Once this form is filled out and submitted, you can expect a confirmation email from Feeding Matters within 24 business hours.

You also are encouraged to download the Entry-Level PFD PowerPoint and presenter script to start educating your community today. You can modify this nonbranded presentation to fit your education goals and share with any audience of your choosing, such as universities, medical teams, public health entities, clinics and community groups. Thank you for spreading the word about PFD.

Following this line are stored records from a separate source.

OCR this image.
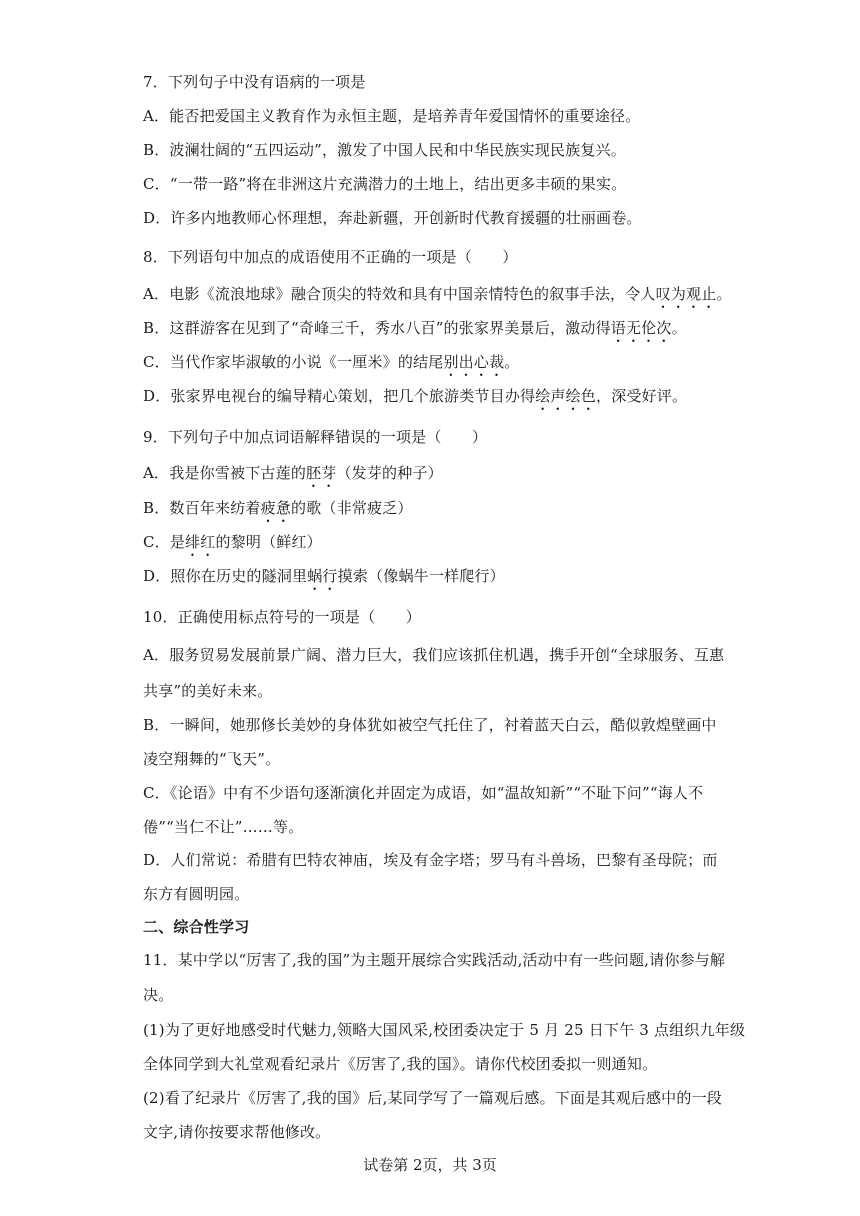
7．下列句子中没有语病的一项是
A．能否把爱国主义教育作为永恒主题，是培养青年爱国情怀的重要途径。
B．波澜壮阔的“五四运动”，激发了中国人民和中华民族实现民族复兴。
C．“一带一路”将在非洲这片充满潜力的土地上，结出更多丰硕的果实。
D．许多内地教师心怀理想，奔赴新疆，开创新时代教育援疆的壮丽画卷。
8．下列语句中加点的成语使用不正确的一项是（　　）
A．电影《流浪地球》融合顶尖的特效和具有中国亲情特色的叙事手法，令人叹为观止。
B．这群游客在见到了“奇峰三千，秀水八百”的张家界美景后，激动得语无伦次。
C．当代作家毕淑敏的小说《一厘米》的结尾别出心裁。
D．张家界电视台的编导精心策划，把几个旅游类节目办得绘声绘色，深受好评。
9．下列句子中加点词语解释错误的一项是（　　）
A．我是你雪被下古莲的胚芽（发芽的种子）
B．数百年来纺着疲惫的歌（非常疲乏）
C．是绯红的黎明（鲜红）
D．照你在历史的隧洞里蜗行摸索（像蜗牛一样爬行）
10．正确使用标点符号的一项是（　　）
A．服务贸易发展前景广阔、潜力巨大，我们应该抓住机遇，携手开创“全球服务、互惠
共享”的美好未来。
B．一瞬间，她那修长美妙的身体犹如被空气托住了，衬着蓝天白云，酷似敦煌壁画中
凌空翔舞的“飞天”。
C．《论语》中有不少语句逐渐演化并固定为成语，如“温故知新”“不耻下问”“诲人不
倦”“当仁不让”……等。
D．人们常说：希腊有巴特农神庙，埃及有金字塔；罗马有斗兽场，巴黎有圣母院；而
东方有圆明园。
二、综合性学习
11．某中学以“厉害了,我的国”为主题开展综合实践活动,活动中有一些问题,请你参与解
决。
(1)为了更好地感受时代魅力,领略大国风采,校团委决定于 5 月 25 日下午 3 点组织九年级
全体同学到大礼堂观看纪录片《厉害了,我的国》。请你代校团委拟一则通知。
(2)看了纪录片《厉害了,我的国》后,某同学写了一篇观后感。下面是其观后感中的一段
文字,请你按要求帮他修改。
试卷第 2页，共 3页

Jennifer Fatemi, ASHA Moderator

I am afraid we are out of time. Perhaps the panelists have something they would like to say in closing?

Lindsay M. Stevens, MA

We really appreciate everyone joining today to learn more about pediatric feeding disorder and some of the challenges that come along with it.

Courtney Morey

Thank you for this opportunity to share and participate! I encourage all parents reading to join the Alliance that was described in the post below to learn and advocate for our children!

Cuyler Romeo

Thank you all for joining our conversation. Together we will change the future for all families and children with PFD.

Jennifer Fatemi, ASHA Moderator

Thank you all so much for your great questions and comments and thank you, panelists, for your time and great information! This chat will be available immediately after it has ended from this page.